The U.S.-China relationship is not a zero-sum game of absolute victory or defeat. The United States has succeeded in slowing China’s progress in semiconductors and batteries, but China is responding by fundamentally transforming its manufacturing model. By combining artificial intelligence (AI) and robotics with labor-intensive industries, China is overturning its cost structure, while in new industries, it is simultaneously dominating both the market and industrial ecosystem. In sectors such as solar power, electric vehicles, and drones, China has already secured the position of the world’s largest market and producer.


Experts believe that U.S.-China negotiations are likely to remain in a stalemate, with repeated declarations of political victory without substantive structural change. Ji Mansoo, a research fellow at the Korea Institute of Finance, stated, "China has become a country that possesses everything from labor-intensive industries to advanced scientific and technological innovation capabilities through long-term industrialization and economic growth. Especially in new industries, China is creating new markets and dominating global supply chains, as seen in sectors like solar power, wind power, drones, electric vehicles, and batteries. This is leading to the concurrent growth of markets and industries."


He emphasized, "The areas where the United States must maintain its lead are financial competitiveness, the dollar system, scientific and technological innovation, the stability provided by its higher education system, and overwhelming military power," adding, "Ultimately, the U.S. and China will enter an era of sharing leadership while pursuing two different paths."


Korea’s Response: Restoring Multilateralism and Industrial Transition

Other countries’ responses are largely divided into two approaches. The European Union, Japan, and South Korea have chosen to adapt to U.S. tariff policies and minimize damage through negotiations. In contrast, Brazil and India have formed a clear axis of opposition. Canada and Mexico, the United States’ largest trading partners, are bound by the United States-Mexico-Canada Agreement (USMCA), but their decisions remain inconsistent due to the interests of U.S. companies operating in their countries.


South Korea, with its high export dependence and deep ties to both the U.S. and China, is inevitably vulnerable to shocks. Experts suggest that restoring the functions of the WTO, strengthening multilateral frameworks such as the Asia-Pacific Economic Cooperation (APEC), Regional Comprehensive Economic Partnership (RCEP), and Comprehensive and Progressive Agreement for Trans-Pacific Partnership (CPTPP), transitioning materials, components, and equipment (so-called "Sobu-jang") to future-oriented forms, and adopting a Europe-centered diplomatic and security strategy are key solutions.


The problem lies in domestic policy capabilities. The current "fund and guarantee-centered financialized industrial policy" is insufficient to respond to global tariff shocks. A comprehensive approach mobilizing both the public and private sectors to resolve specific bottlenecks is urgently needed. National tasks such as carbon neutrality, new industries, and supply chain stability cannot be addressed solely through fund creation or tax incentives.

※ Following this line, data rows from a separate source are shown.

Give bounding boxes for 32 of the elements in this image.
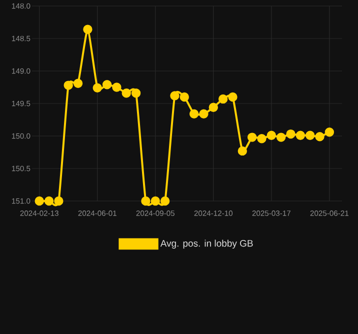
point <box>122 88 131 98</box>
point <box>286 129 296 139</box>
point <box>276 132 286 142</box>
point <box>228 92 238 102</box>
point <box>64 80 73 90</box>
point <box>141 196 150 206</box>
point <box>54 196 64 206</box>
point <box>257 134 266 144</box>
point <box>131 88 141 98</box>
point <box>170 91 180 100</box>
point <box>305 130 315 140</box>
point <box>102 80 112 90</box>
point <box>44 196 54 206</box>
point <box>324 128 334 137</box>
point <box>208 102 218 112</box>
point <box>189 109 199 119</box>
point <box>73 78 83 88</box>
point <box>160 196 170 206</box>
point <box>315 132 324 142</box>
point <box>266 130 276 140</box>
point <box>296 130 306 140</box>
legend-label: Avg. pos. in lobby GB <box>160 240 253 249</box>
point <box>112 82 122 92</box>
point <box>150 196 160 206</box>
point <box>218 94 228 104</box>
point <box>83 24 92 34</box>
point <box>247 132 257 142</box>
point <box>180 92 189 102</box>
point <box>199 109 208 119</box>
point <box>238 146 248 156</box>
point <box>34 196 44 206</box>
point <box>92 83 102 93</box>
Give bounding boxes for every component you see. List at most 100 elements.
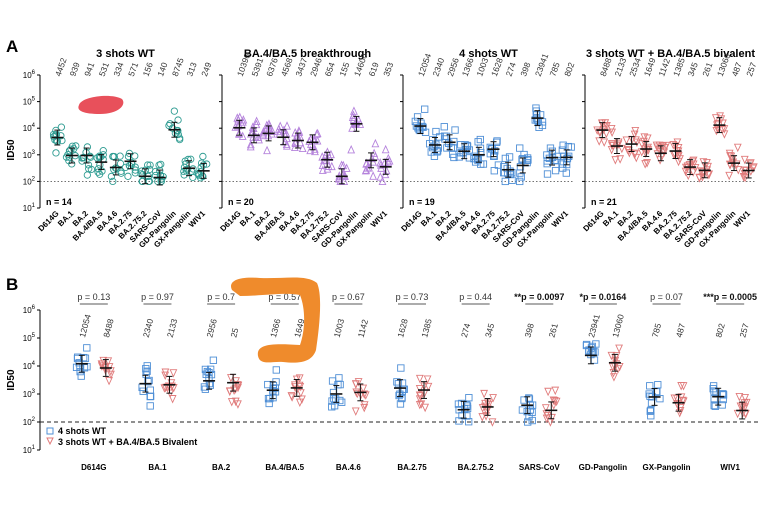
panel-b-bivalent-data-point	[489, 394, 498, 403]
panel-a-3-data-point	[494, 161, 503, 169]
panel-b-bivalent-data-point	[741, 394, 750, 403]
panel-a-1-value-label: 313	[185, 61, 199, 78]
p-value-text: p = 0.44	[459, 292, 492, 302]
p-value-text: p = 0.0097	[521, 292, 564, 302]
panel-a-2-data-point	[347, 144, 356, 154]
panel-a-4-data-point	[608, 128, 616, 138]
panel-a-4-data-point	[719, 119, 727, 128]
panel-b-bivalent-data-point	[544, 387, 552, 397]
panel-a-2-data-point	[283, 121, 291, 130]
tick-exponent: 5	[32, 333, 36, 339]
panel-a-3-data-point	[442, 132, 451, 141]
panel-a-3-data-point	[565, 152, 573, 160]
panel-b-4shots-data-point	[146, 392, 154, 401]
p-value-text: p = 0.07	[650, 292, 683, 302]
panel-b-bivalent-value-label: 345	[483, 322, 496, 339]
panel-a-1-data-point	[57, 123, 66, 131]
panel-a-1-data-point	[78, 157, 86, 165]
panel-b-bivalent-data-point	[168, 395, 177, 404]
panel-b-bivalent-data-point	[480, 389, 489, 399]
panel-b-4shots-data-point	[75, 359, 83, 367]
panel-b-bivalent-data-point	[298, 395, 306, 404]
panel-a-3-data-point	[553, 152, 561, 161]
panel-b-bivalent-data-point	[415, 395, 424, 404]
panel-b-bivalent-data-point	[421, 403, 430, 413]
panel-a-1-value-label: 531	[97, 61, 111, 78]
panel-a-2-data-point	[338, 170, 347, 179]
panel-a-1-data-point	[166, 120, 174, 128]
panel-a-1-data-point	[113, 165, 121, 173]
panel-b-4shots-data-point	[329, 388, 338, 397]
p-value-text: p = 0.0005	[714, 292, 757, 302]
panel-b-p-value: p = 0.07	[650, 292, 683, 302]
panel-a-1-data-point	[151, 167, 160, 176]
panel-a-1-value-label: 334	[111, 61, 125, 78]
panel-b-bivalent-data-point	[288, 393, 297, 402]
panel-a-3-data-point	[501, 177, 509, 186]
panel-b-4shots-data-point	[80, 364, 89, 372]
panel-a-1-data-point	[94, 168, 102, 176]
p-value-stars: *	[580, 292, 584, 302]
panel-b-bivalent-data-point	[550, 397, 559, 406]
panel-b-x-tick-label: BA.1	[148, 463, 167, 472]
panel-b-4shots-data-point	[269, 381, 278, 390]
panel-a-1-data-point	[138, 177, 147, 186]
panel-b-4shots-data-point	[144, 378, 152, 386]
panel-b-p-value: p = 0.97	[141, 292, 174, 302]
panel-a-4-data-point	[684, 171, 693, 181]
panel-b-bivalent-data-point	[351, 407, 360, 416]
panel-a-3-value-label: 398	[518, 61, 532, 78]
panel-a-2-data-point	[262, 120, 271, 130]
panel-b-bivalent-data-point	[415, 385, 424, 394]
panel-b-bivalent-data-point	[415, 401, 424, 410]
panel-b-x-tick-label: BA.2	[212, 463, 231, 472]
panel-b-bivalent-value-label: 1649	[292, 317, 307, 338]
panel-b-bivalent-value-label: 25	[228, 327, 240, 339]
panel-a-4-data-point	[630, 130, 639, 140]
panel-a-2-data-point	[385, 156, 394, 165]
panel-a-1-data-point	[124, 172, 132, 180]
panel-b-bivalent-data-point	[359, 384, 368, 394]
panel-b-bivalent-data-point	[742, 398, 751, 408]
p-value-text: p = 0.13	[77, 292, 110, 302]
panel-b-4shots-data-point	[83, 344, 91, 352]
panel-b-4shots-data-point	[328, 397, 336, 405]
panel-a-1-data-point	[109, 177, 117, 186]
panel-a-2-data-point	[349, 110, 358, 119]
panel-b: 101 102 103 104 105 106 ID50 p = 0.13 12054 8488 D…	[6, 292, 760, 472]
panel-a-4-data-point	[660, 144, 669, 153]
panel-b-x-tick-label: GD-Pangolin	[579, 463, 628, 472]
panel-a-4-data-point	[622, 136, 631, 145]
panel-b-p-value: p = 0.13	[77, 292, 110, 302]
panel-b-4shots-data-point	[201, 365, 210, 374]
panel-b-4shots-data-point	[146, 392, 155, 400]
panel-b-y-tick-label: 103	[23, 389, 36, 399]
panel-a-1-data-point	[176, 134, 184, 142]
panel-b-4shots-data-point	[338, 398, 346, 406]
panel-a-4-value-label: 257	[744, 61, 758, 78]
panel-a-1-data-point	[170, 107, 178, 115]
panel-a-3-data-point	[551, 166, 560, 175]
panel-a-3-subplot: 4 shots WT12054D614G2340BA.12956BA.21366…	[399, 48, 576, 250]
panel-a-3-data-point	[516, 144, 524, 152]
panel-a-4-x-tick-label: WIV1	[732, 209, 753, 230]
panel-b-p-value: p = 0.44	[459, 292, 492, 302]
panel-a-2-data-point	[313, 136, 322, 145]
panel-a-1-data-point	[107, 172, 116, 181]
panel-a-4-data-point	[595, 137, 604, 146]
panel-a-1-data-point	[189, 173, 197, 182]
panel-a-2-data-point	[376, 172, 385, 181]
legend-bivalent-label: 3 shots WT + BA.4/BA.5 Bivalent	[58, 437, 197, 447]
panel-b-x-tick-label: BA.2.75.2	[458, 463, 495, 472]
panel-b-4shots-data-point	[592, 340, 600, 348]
panel-a-2-data-point	[311, 146, 319, 156]
panel-a-2-data-point	[238, 117, 247, 126]
panel-b-x-tick-label: WIV1	[720, 463, 740, 472]
panel-a-2-data-point	[310, 144, 319, 153]
panel-b-4shots-data-point	[330, 394, 338, 403]
panel-a-1-data-point	[199, 152, 207, 161]
panel-a-1-data-point	[180, 163, 189, 172]
panel-b-bivalent-data-point	[230, 386, 238, 395]
panel-b-bivalent-data-point	[360, 403, 369, 413]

Research fellow Ji stated, "We cannot return to the 1960s-style industrial policy of fostering all industries as we know them," adding, "It is necessary to identify bottlenecks or socially essential tasks that must be addressed and have the government and companies work together to solve them technologically. For massive challenges like the low-carbon transition, we should not simply push forward with funds or tax incentives, but instead, work together to find practical technological solutions."